In this context, the effort now underway to get the US Senate to save the Individual Retirement Account (IRA) makes a lot of sense. Senators are hearing pro-IRA pleas from a lot of their constituents. The constituents are right.
A national economy is a Rube Goldberg kind of contraption. It is fueled by millions of individual workers providing goods and services, buying some of those goods and services, exporting some of them, and saving part of their share of the profit to invest for the future. The machine is so complex that even the economic model builders can't keep track of all the variables.
But one factor is not complex. Societies need to raise productivity if they are to prosper. And productivity can increase only so far through Gorbachevian calls for heroic Stakhanovite performance by workers. More productive equipment is needed -- now more than ever. Industries that introduce highly automated equipment see quantity and quality of output increase and rejection rates for defective products decline.
To buy the computers and automatic controls needed for such plant modernization requires investment capital. Such capital comes from corporate and individual savings.

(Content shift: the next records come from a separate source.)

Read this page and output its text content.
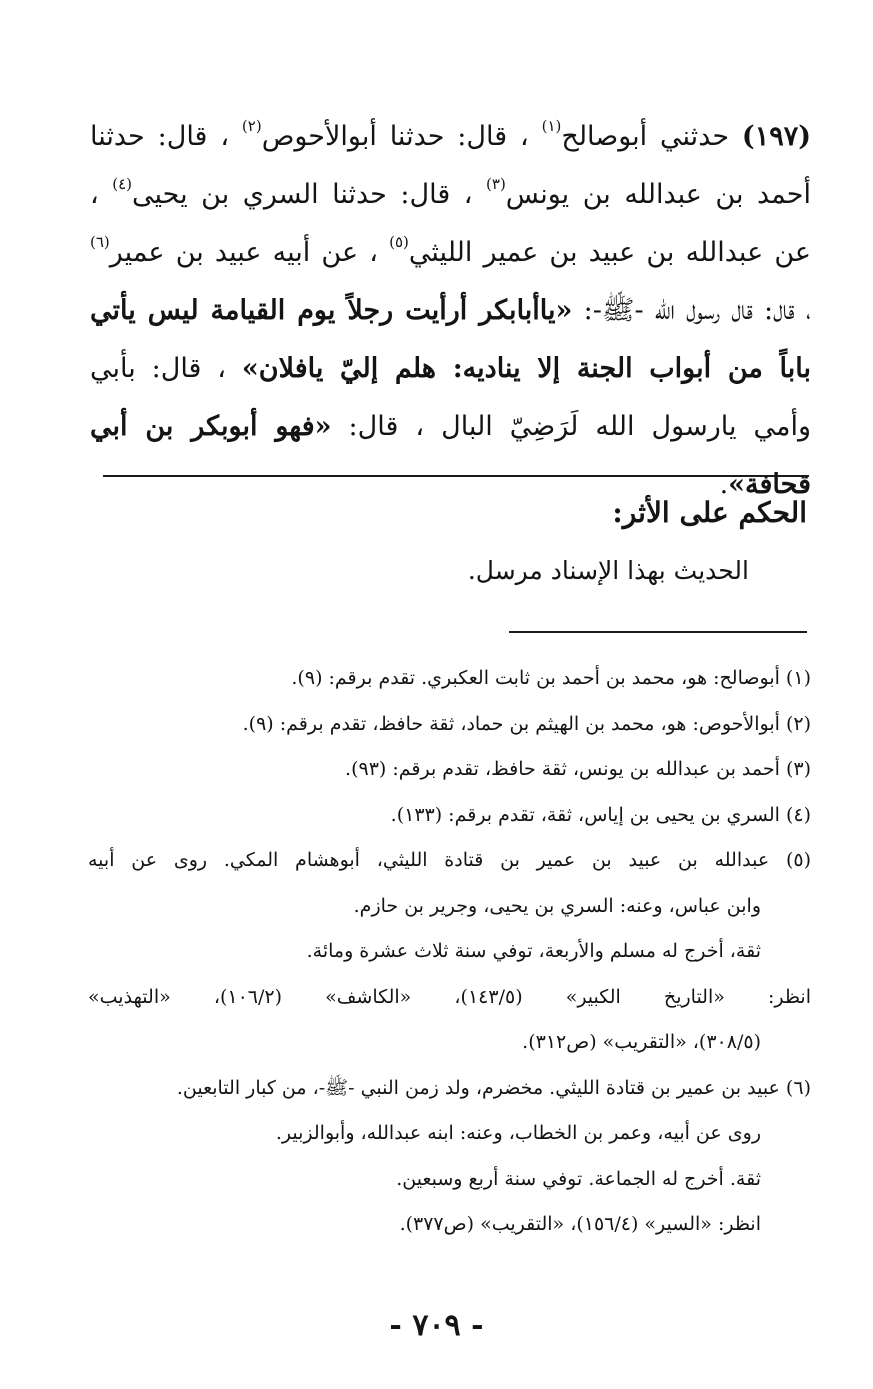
(١٩٧) حدثني أبوصالح$^{(١)}$ ، قال: حدثنا أبوالأحوص$^{(٢)}$ ، قال: حدثنا أحمد بن عبدالله بن يونس$^{(٣)}$ ، قال: حدثنا السري بن يحيى$^{(٤)}$ ، عن عبدالله بن عبيد بن عمير الليثي$^{(٥)}$ ، عن أبيه عبيد بن عمير$^{(٦)}$ ، قال: قال رسول الله -ﷺ-: «ياأبابكر أرأيت رجلاً يوم القيامة ليس يأتي باباً من أبواب الجنة إلا يناديه: هلم إليّ يافلان» ، قال: بأبي وأمي يارسول الله لَرَضِيّ البال ، قال: «فهو أبوبكر بن أبي قحافة».
الحكم على الأثر:
الحديث بهذا الإسناد مرسل.
(١) أبوصالح: هو، محمد بن أحمد بن ثابت العكبري. تقدم برقم: (٩).
(٢) أبوالأحوص: هو، محمد بن الهيثم بن حماد، ثقة حافظ، تقدم برقم: (٩).
(٣) أحمد بن عبدالله بن يونس، ثقة حافظ، تقدم برقم: (٩٣).
(٤) السري بن يحيى بن إياس، ثقة، تقدم برقم: (١٣٣).
(٥) عبدالله بن عبيد بن عمير بن قتادة الليثي، أبوهشام المكي. روى عن أبيه
وابن عباس، وعنه: السري بن يحيى، وجرير بن حازم.
ثقة، أخرج له مسلم والأربعة، توفي سنة ثلاث عشرة ومائة.
انظر: «التاريخ الكبير» (١٤٣/٥)، «الكاشف» (١٠٦/٢)، «التهذيب»
(٣٠٨/٥)، «التقريب» (ص٣١٢).
(٦) عبيد بن عمير بن قتادة الليثي. مخضرم، ولد زمن النبي -ﷺ-، من كبار التابعين.
روى عن أبيه، وعمر بن الخطاب، وعنه: ابنه عبدالله، وأبوالزبير.
ثقة. أخرج له الجماعة. توفي سنة أربع وسبعين.
انظر: «السير» (١٥٦/٤)، «التقريب» (ص٣٧٧).
- ٧٠٩ -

But is the IRA really such a good savings vehicle?
Since IRAs were introduced, the American savings rate has wavered, but generally declined from its already low average in the 1970s. And, because IRAs defer taxation until retirement, they have cut government tax revenue. So they have added to the deficit in recent years. Critics say that IRAs have not added that much to total savings anyway. Much of the $2,000 that working Americans are annually allowed to save free of tax appears to have been shifted from already-saved funds. Ergo, it is only the affluent and relatively affluent who are saving through IRAs.
There is some justification to these criticisms. But there are, nonetheless, strong reasons for the Senate and the eventual Senate-House conference committee to restore the full IRA tax credit in tax reform legislation.
The chief reasons:
1. America needs to save more. As already noted, savings create investment capital, which buys plant modernization, which increases productivity, which means a higher standard of living in future.
2. Americans need to be wooed into recovering the saving habit. IRAs are a widely publicized vehicle for reminding a new generation of this virtue practiced by many of their ancestors.
3. IRAs need not be the preserve of the upper-income and upper- middle-income groups. President Reagan, leaders in his administration, and leaders in large and small business can stimulate more blue-collar participation. One way to do so is to encourage more payroll withholding IRA plans.
The biggest deterrent to IRA saving is the feeling of many wage earners between January and April each year that they don't have $2,000 to save. That could be reversed if small regular paycheck deposits were made. The total at year-end could range from a small amount (perhaps $500) to the limit ($2,000).
Take-home pay would be only slightly dented (since tax withholding would also be lower). And employees would likely be converted to the saving habit as soon as they began to see the magic of tax-free compounding begin to take effect. (House and Senate cuts in the amount which firms can withhold under the more generous 401-K retirement plans should not impede moves to get smaller, less-wealthy firms to adopt an IRA withholding program.)
Overall, the Senate Finance Committee's tax reform bill moves in the right direction. But it does not improve fairness between generations. It tends to lead to gratification for the present generation at the expense of the next generation. It also sells some snake-oil in claiming that reduction of tax brackets from 14 to just two (15 and 27 percent) is ``simplification.'' There's nothing simpler about two brackets, since taxpayers have only to look up their tax in a table anyway. What the two-bracket proposal does is load middle-income taxpayers with the same rate as upper income payers. Without this loading upon the great mass of citizens in the middle the program would not pay for itself (be ``revenue neutral'').
And that raises the last question about restoring IRAs to the Senate bill: How could compensating tax revenue be found?
The problem is likely to solve itself in an eventual Senate-House compromise on the top tax rate. But if that anticipation is not enough, the Senators might raise excise taxes, lower the personal exemption, and/or look again at the formula for taxing social security paid to upper-income retirees.
Earl W. Foell is editor in chief of The Christian Science Monitor.